Após 17 ligações da reportagem por dias consecutivos e uma série de tentativas de contato pelo WhatsApp, Labuto se limitou a dizer que a resposta sobre a venda do hotel seria dada pela assessoria de imprensa. “A Pernambucanas informa que, no momento, não irá se posicionar sobre a pauta em questão”, comunicou a empresa.
Ambientalistas ouvidos alertam que o cenário bucólico que reúne lagoa e mar, com sombra, coqueirais, grama verde e muita tranquilidade, em plena capital, pode estar perto do fim.
O entorno do Hotel Jatiúca, que reúne nas manhãs e fins de tarde famílias e pets, deve ser radicalmente transformado com a construção de cinco torres de apartamentos após a venda do resort.
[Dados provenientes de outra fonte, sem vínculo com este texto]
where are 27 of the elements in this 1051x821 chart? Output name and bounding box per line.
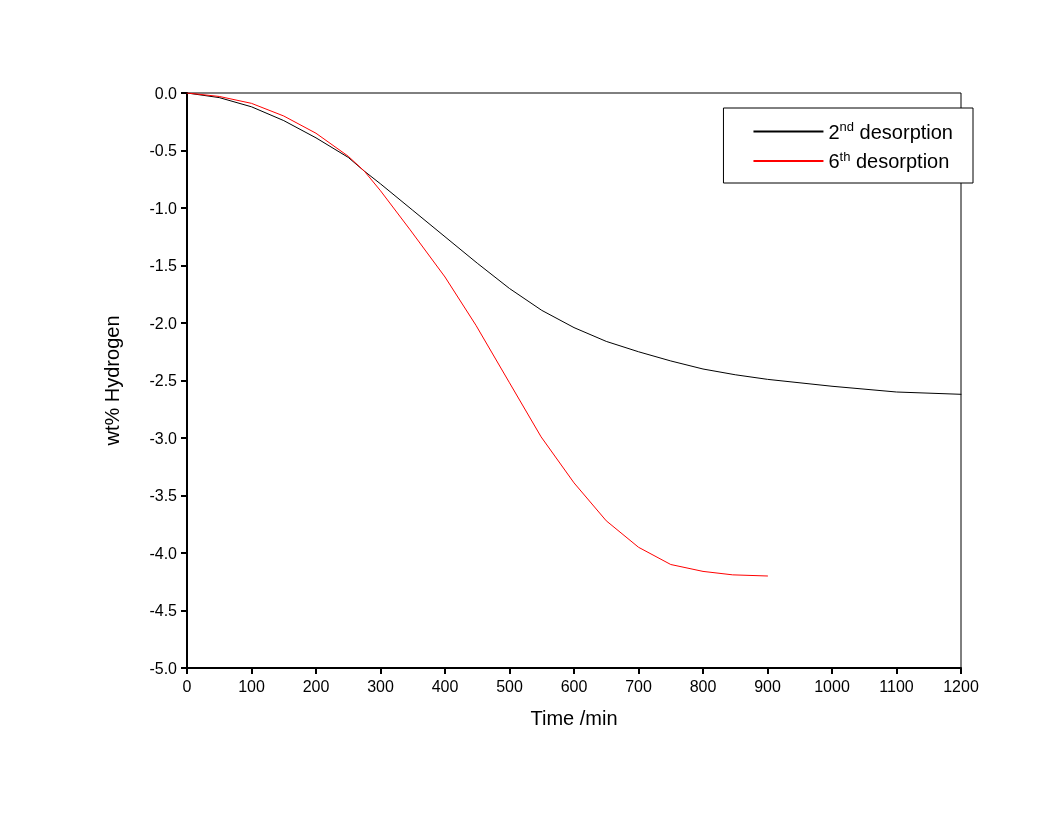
y-tick-label: -0.5	[149, 142, 178, 159]
x-tick-label: 400	[431, 677, 459, 695]
y-tick-label: -1.0	[149, 199, 178, 217]
y-tick-label: 0.0	[154, 84, 178, 102]
y-axis-title: wt% Hydrogen	[101, 315, 123, 447]
y-tick-label: -2.0	[149, 314, 178, 332]
y-tick-label: -1.5	[149, 257, 178, 274]
x-tick-label: 1200	[943, 677, 979, 695]
x-tick-label: 1100	[879, 677, 914, 695]
y-tick-label: -3.0	[149, 429, 178, 447]
x-tick-label: 300	[367, 677, 394, 695]
x-axis-title: Time /min	[530, 707, 618, 729]
x-tick-label: 600	[560, 677, 588, 695]
y-tick-label: -3.5	[149, 487, 178, 504]
y-tick-label: -2.5	[149, 372, 178, 389]
y-tick-label: -5.0	[149, 659, 178, 677]
x-tick-label: 1000	[814, 677, 850, 695]
y-tick-label: -4.5	[149, 602, 178, 619]
y-tick-label: -4.0	[149, 544, 178, 562]
x-tick-label: 900	[754, 677, 781, 695]
x-tick-label: 500	[496, 677, 523, 695]
x-tick-label: 800	[689, 677, 717, 695]
x-tick-label: 200	[302, 677, 330, 695]
x-tick-label: 700	[625, 677, 652, 695]
x-tick-label: 0	[182, 677, 192, 695]
line-series	[186, 92, 768, 577]
x-tick-label: 100	[238, 677, 265, 695]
A paisagem do “coração da Jatiúca” que, há quase 45 anos, marcou a identidade daquela parte da cidade, vai ser privatizada.
Outro ponto destacado pelos especialistas é a ausência de discussão sobre o tema em virtude do irreversível dano ambiental.
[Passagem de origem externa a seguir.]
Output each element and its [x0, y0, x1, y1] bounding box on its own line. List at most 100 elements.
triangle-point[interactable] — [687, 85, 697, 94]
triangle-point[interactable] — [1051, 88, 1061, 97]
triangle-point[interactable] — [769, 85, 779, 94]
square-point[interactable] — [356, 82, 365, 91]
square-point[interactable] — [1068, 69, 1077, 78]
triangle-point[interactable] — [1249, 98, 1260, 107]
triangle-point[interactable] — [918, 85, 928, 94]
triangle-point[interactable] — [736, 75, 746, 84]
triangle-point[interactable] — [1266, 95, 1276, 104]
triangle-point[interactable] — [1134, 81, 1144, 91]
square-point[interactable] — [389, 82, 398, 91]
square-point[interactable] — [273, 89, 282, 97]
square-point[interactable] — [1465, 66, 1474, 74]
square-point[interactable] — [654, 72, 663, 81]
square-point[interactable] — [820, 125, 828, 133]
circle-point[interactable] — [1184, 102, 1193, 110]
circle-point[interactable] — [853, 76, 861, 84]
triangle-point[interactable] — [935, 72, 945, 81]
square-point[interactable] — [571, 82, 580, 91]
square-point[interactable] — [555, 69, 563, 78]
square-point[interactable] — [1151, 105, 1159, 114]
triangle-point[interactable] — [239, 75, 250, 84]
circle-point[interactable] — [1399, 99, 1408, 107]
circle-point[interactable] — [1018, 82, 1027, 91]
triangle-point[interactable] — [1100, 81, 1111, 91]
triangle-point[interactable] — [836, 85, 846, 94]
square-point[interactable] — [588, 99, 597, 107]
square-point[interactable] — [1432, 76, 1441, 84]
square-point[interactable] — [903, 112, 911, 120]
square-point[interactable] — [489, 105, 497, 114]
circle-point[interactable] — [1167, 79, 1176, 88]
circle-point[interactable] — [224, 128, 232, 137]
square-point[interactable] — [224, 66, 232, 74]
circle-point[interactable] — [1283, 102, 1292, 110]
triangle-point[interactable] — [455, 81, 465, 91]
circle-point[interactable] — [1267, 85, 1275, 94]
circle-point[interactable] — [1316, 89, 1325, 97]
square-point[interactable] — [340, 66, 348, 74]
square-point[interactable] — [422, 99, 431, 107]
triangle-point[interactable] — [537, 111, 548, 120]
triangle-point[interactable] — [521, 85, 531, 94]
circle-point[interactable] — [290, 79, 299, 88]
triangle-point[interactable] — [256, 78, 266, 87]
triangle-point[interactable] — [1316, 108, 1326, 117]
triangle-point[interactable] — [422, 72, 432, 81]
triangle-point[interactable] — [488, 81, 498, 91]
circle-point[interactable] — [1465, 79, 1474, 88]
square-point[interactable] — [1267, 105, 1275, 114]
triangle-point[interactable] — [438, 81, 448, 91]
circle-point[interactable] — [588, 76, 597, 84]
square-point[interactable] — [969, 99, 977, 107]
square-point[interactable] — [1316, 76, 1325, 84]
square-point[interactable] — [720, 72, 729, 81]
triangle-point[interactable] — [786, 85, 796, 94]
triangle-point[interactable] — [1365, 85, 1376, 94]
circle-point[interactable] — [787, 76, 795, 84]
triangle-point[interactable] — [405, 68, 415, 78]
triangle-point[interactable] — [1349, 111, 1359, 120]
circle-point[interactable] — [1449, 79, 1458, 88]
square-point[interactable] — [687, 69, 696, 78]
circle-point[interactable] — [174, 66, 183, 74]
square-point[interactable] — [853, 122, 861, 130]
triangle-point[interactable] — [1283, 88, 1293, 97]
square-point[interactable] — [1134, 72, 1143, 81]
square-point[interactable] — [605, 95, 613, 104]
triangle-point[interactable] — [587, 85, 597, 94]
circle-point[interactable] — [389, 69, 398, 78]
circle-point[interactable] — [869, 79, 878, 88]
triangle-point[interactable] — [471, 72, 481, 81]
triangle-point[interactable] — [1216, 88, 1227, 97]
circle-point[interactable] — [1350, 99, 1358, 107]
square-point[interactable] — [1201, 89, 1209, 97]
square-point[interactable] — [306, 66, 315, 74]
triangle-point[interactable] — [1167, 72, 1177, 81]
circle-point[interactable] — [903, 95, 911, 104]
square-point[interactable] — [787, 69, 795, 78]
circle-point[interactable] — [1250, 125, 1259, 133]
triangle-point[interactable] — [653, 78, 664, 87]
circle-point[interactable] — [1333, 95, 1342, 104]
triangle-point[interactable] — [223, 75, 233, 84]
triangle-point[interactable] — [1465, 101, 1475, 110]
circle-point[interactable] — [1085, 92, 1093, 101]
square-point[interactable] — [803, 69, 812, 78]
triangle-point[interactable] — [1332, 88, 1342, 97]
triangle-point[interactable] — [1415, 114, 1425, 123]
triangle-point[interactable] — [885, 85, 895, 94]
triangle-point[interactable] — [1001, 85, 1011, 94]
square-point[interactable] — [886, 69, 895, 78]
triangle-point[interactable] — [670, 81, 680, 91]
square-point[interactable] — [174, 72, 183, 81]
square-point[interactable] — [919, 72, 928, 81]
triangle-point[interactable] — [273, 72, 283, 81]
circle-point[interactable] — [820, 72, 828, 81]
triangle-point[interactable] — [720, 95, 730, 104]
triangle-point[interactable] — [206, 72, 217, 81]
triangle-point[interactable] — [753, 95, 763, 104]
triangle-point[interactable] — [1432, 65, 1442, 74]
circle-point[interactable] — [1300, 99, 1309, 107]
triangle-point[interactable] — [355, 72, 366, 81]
A Lagoa da Anta, com sua paisagem integrada ao hotel, tornou-se um dos espaços mais importantes de convivência na orla da Jatiúca. Seja pela tranquilidade, seja pelo equilíbrio com a natureza, o local foi cuidadosamente projetado pela equipe do paisagista Roberto Burle Marx.
SILÊNCIO TOMA CONTA DO PROJETO
O diretor do Hotel Jatiúca, Bruno Pizzoni, afirmou, por ligação telefônica, que não tem autorização para falar sobre o assunto e que só poderia comentar por meio da assessoria de imprensa.
A construtora Record não respondeu aos questionamentos, tanto por ligação quanto por mensagem, por meio dos seus representantes Hélio Abreu, que é sócio, e Fernando Theodomiro, assessor de comunicação da empresa.
Sobre o pedido de licenciamento ambiental para a obra, a Secretaria Municipal de Meio Ambiente e Urbanismo (Semurb) informou que não há novas solicitações, apenas para prorrogação do funcionamento do Hotel Jatiúca. A Record deve dar entrada na solicitação após o período eleitoral.
MP DISSE ESTAR VIGILANTE
A construção dos espigões no entorno da Lagoa da Anta vai de encontro ao entendimento do Ministério Público Estadual, que é contra o projeto por causa dos danos ao meio ambiente. O promotor Jorge Dória chegou a iniciar uma investigação do caso.
O órgão ministerial pediu explicações, uma vez que os danos ambientais e urbanísticos do novo projeto seriam difíceis de mensurar e com danos incalculáveis para a lagoa da anta e toda diversidade, além da restrição no fluxo de pessoas que hoje coabitam harmonicamente com a região.
O processo, entretanto, foi arquivado após as empresas envolvidas supostamente terem desistido da iniciativa.
Na semana passada, o promotor Jorge Dória disse que seguia vigilante para caso a possibilidade ressurgisse e que não permitirá que a paisagem característica da cidade seja desconfigurada.
“Esse procedimento foi arquivado em função da inexistência de medidas efetivas de transformação da área. Caso esse assunto volte à tona, ou de alguma forma venha se falar, ou se alguma ação efetiva venha a ser tomada nesse sentido, o Ministério Público tomará as providências no sentido de proteger aquela paisagem, uma vez que seria inadequado e irregular [um projeto imobiliário]”, explicou.